The following table shows the state of change over time when stored.

[Example 1] Table 1 [Example 2] [Example 3] Table 3 [Example 4] Table 4 Flavor Delicious ○ Slightly delicious Δ Slightly unpalatable × Unpalatable ×× Color Tone Excellent ○ Slightly excellent Δ Slightly Inferior × Inferior × × Aggregation, syneresis Not at all O Somewhat Δ Yes × Extremely × × The deterioration rate indicates that 1000 specimens were tested and 0 specimens deteriorated.

Deterioration was detected by inspecting pH and odor.

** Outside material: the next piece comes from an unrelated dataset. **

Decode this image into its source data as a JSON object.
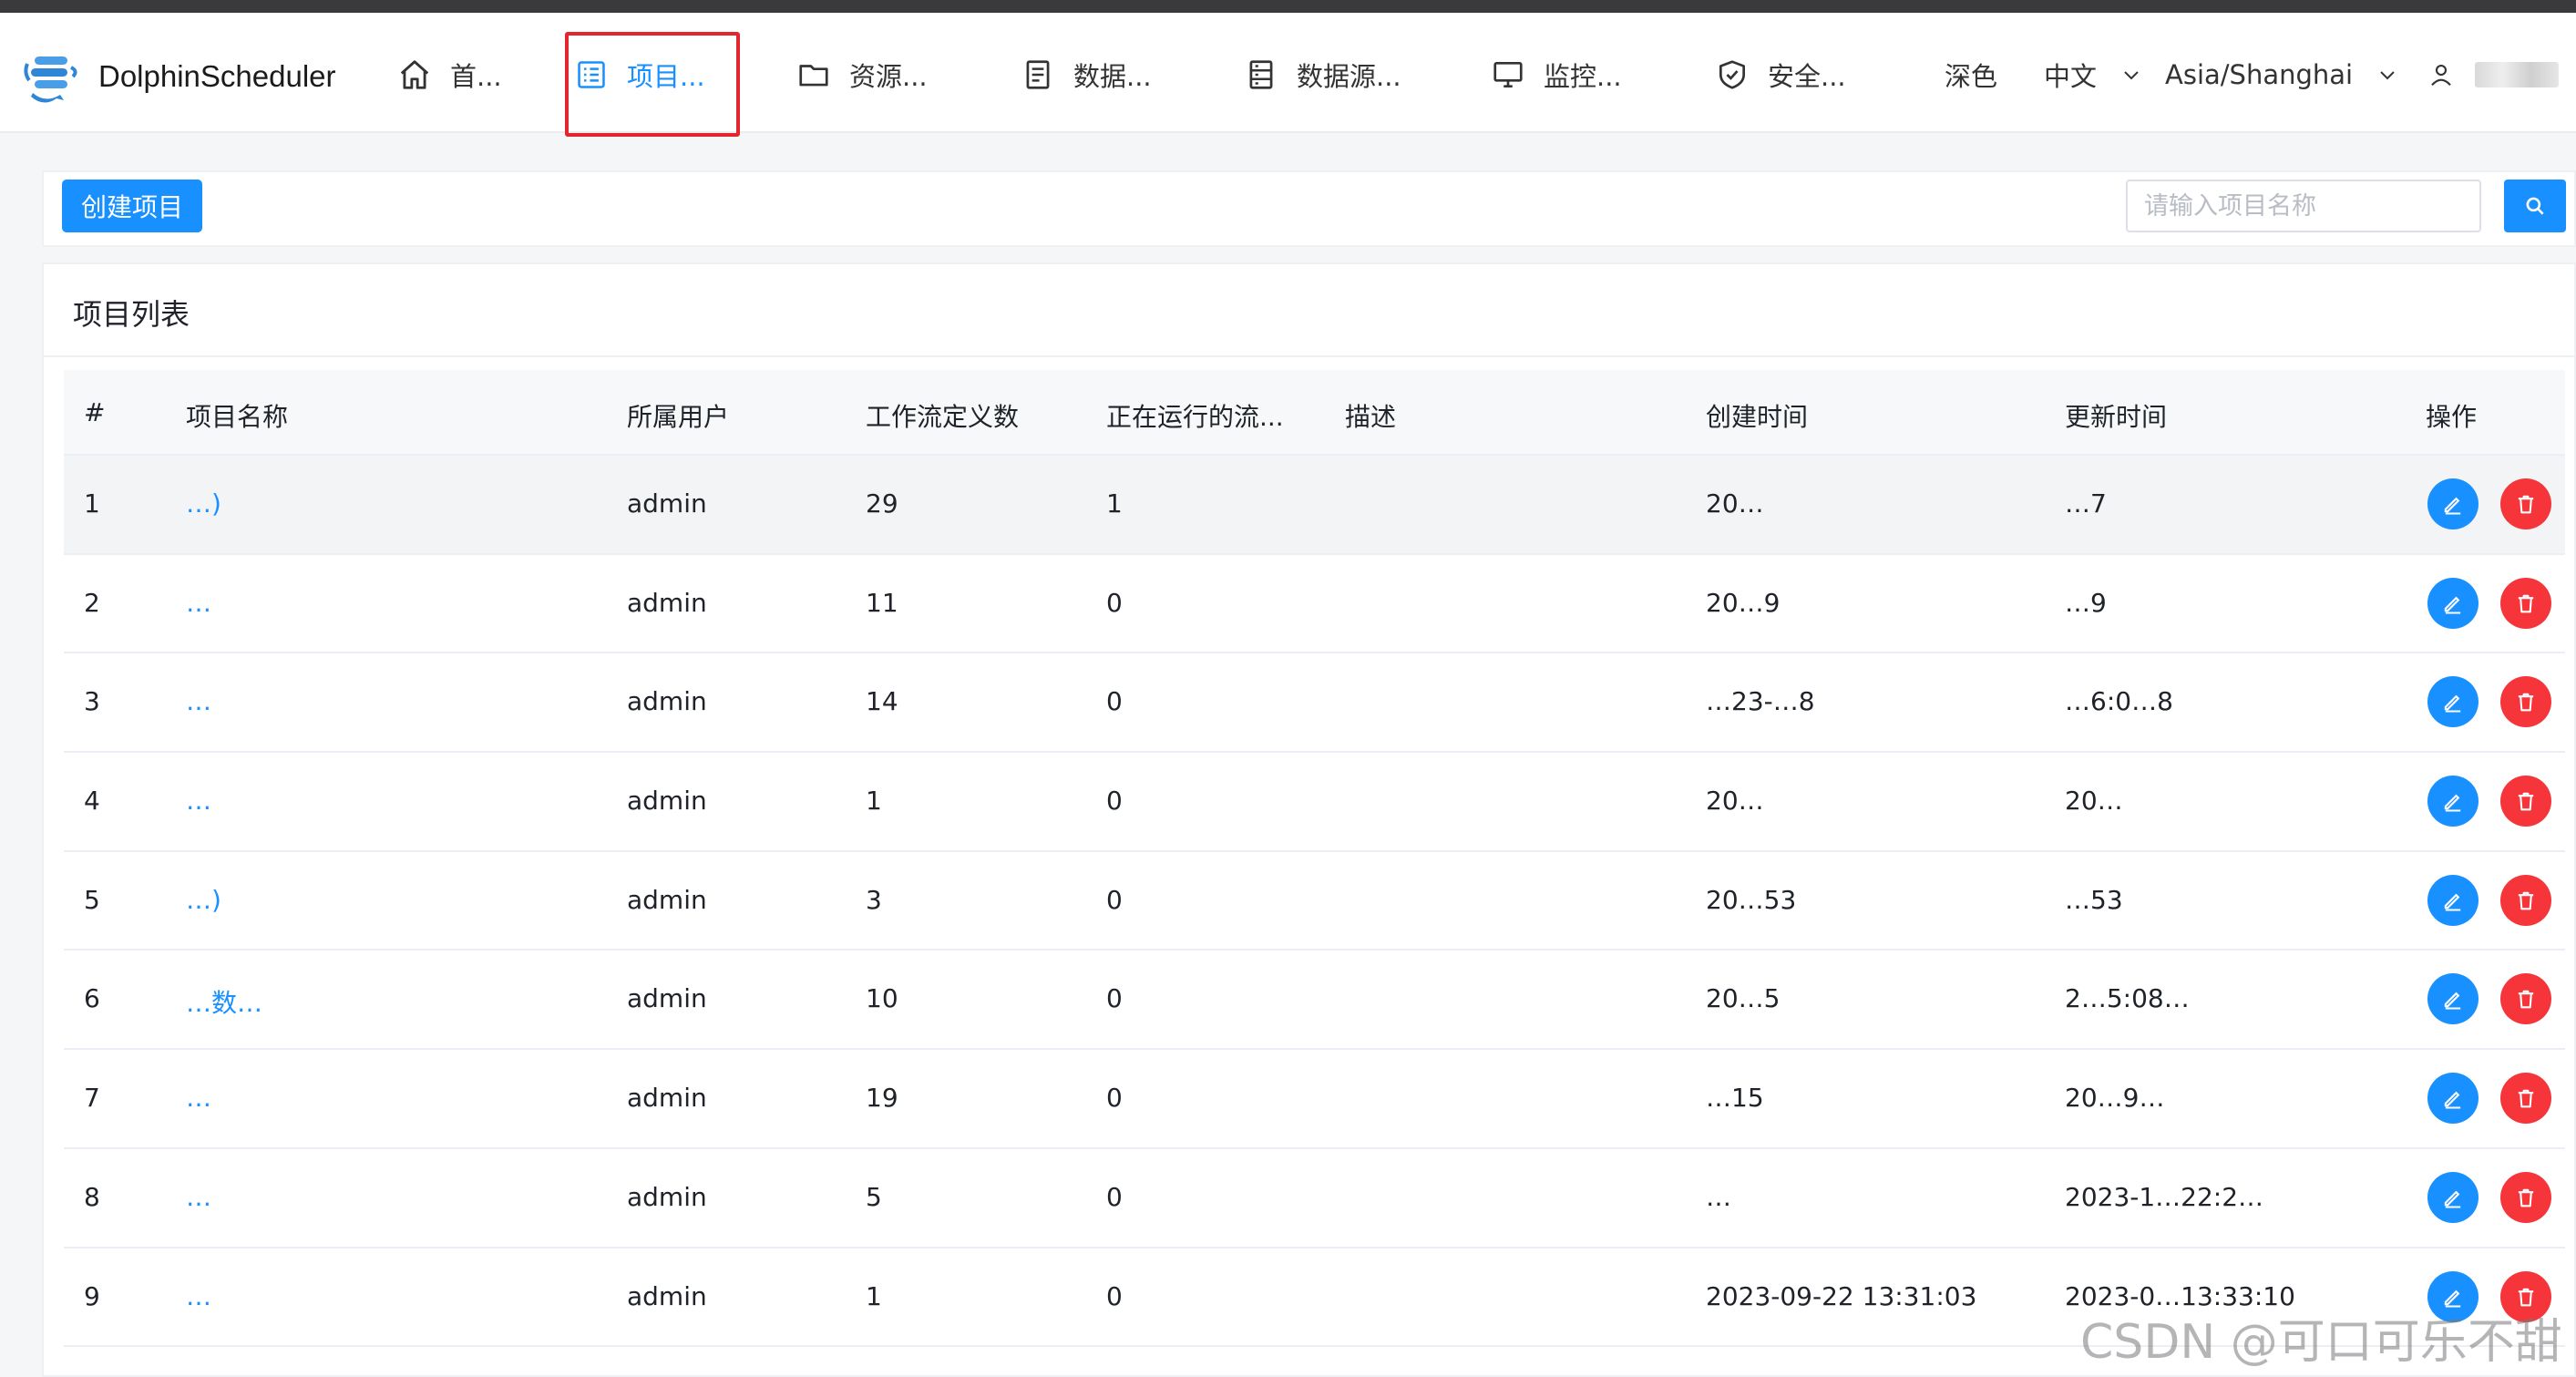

Applicant: Toyo Steel Co., Ltd. Application agent Saka Honko Kamo

Claims (1)

[Claims] 1. Corn as dry solids in weight percentage 1.0
1G ~ 4.0-1 Milk component with a fat content of 151s ~ 271G 1.0 ~ less than 4,0-, starch * < including stabilizers) 0.5- ~ 20-1 Fats and oils 08 ~ 3 A corn potage soup for a hot vendor, characterized in that it contains . 2 By weight percentage, corn as dry solids is 1.0 to 4.0-1, fat content is 1591 to 27%, milk component is 1.0 to less than 4.0, starches (without stabilizers) include)
0.5S ~2. O%, fats and oils 0.8% to 3.0
%, sucrose fatty acid ester α01h0.3-,
3゜cp~400cp (B type rotational viscometer rotor/
A hot bender co/potage souso characterized by having a viscosity of I62.5 Q rpm and a measurement temperature of 55°C.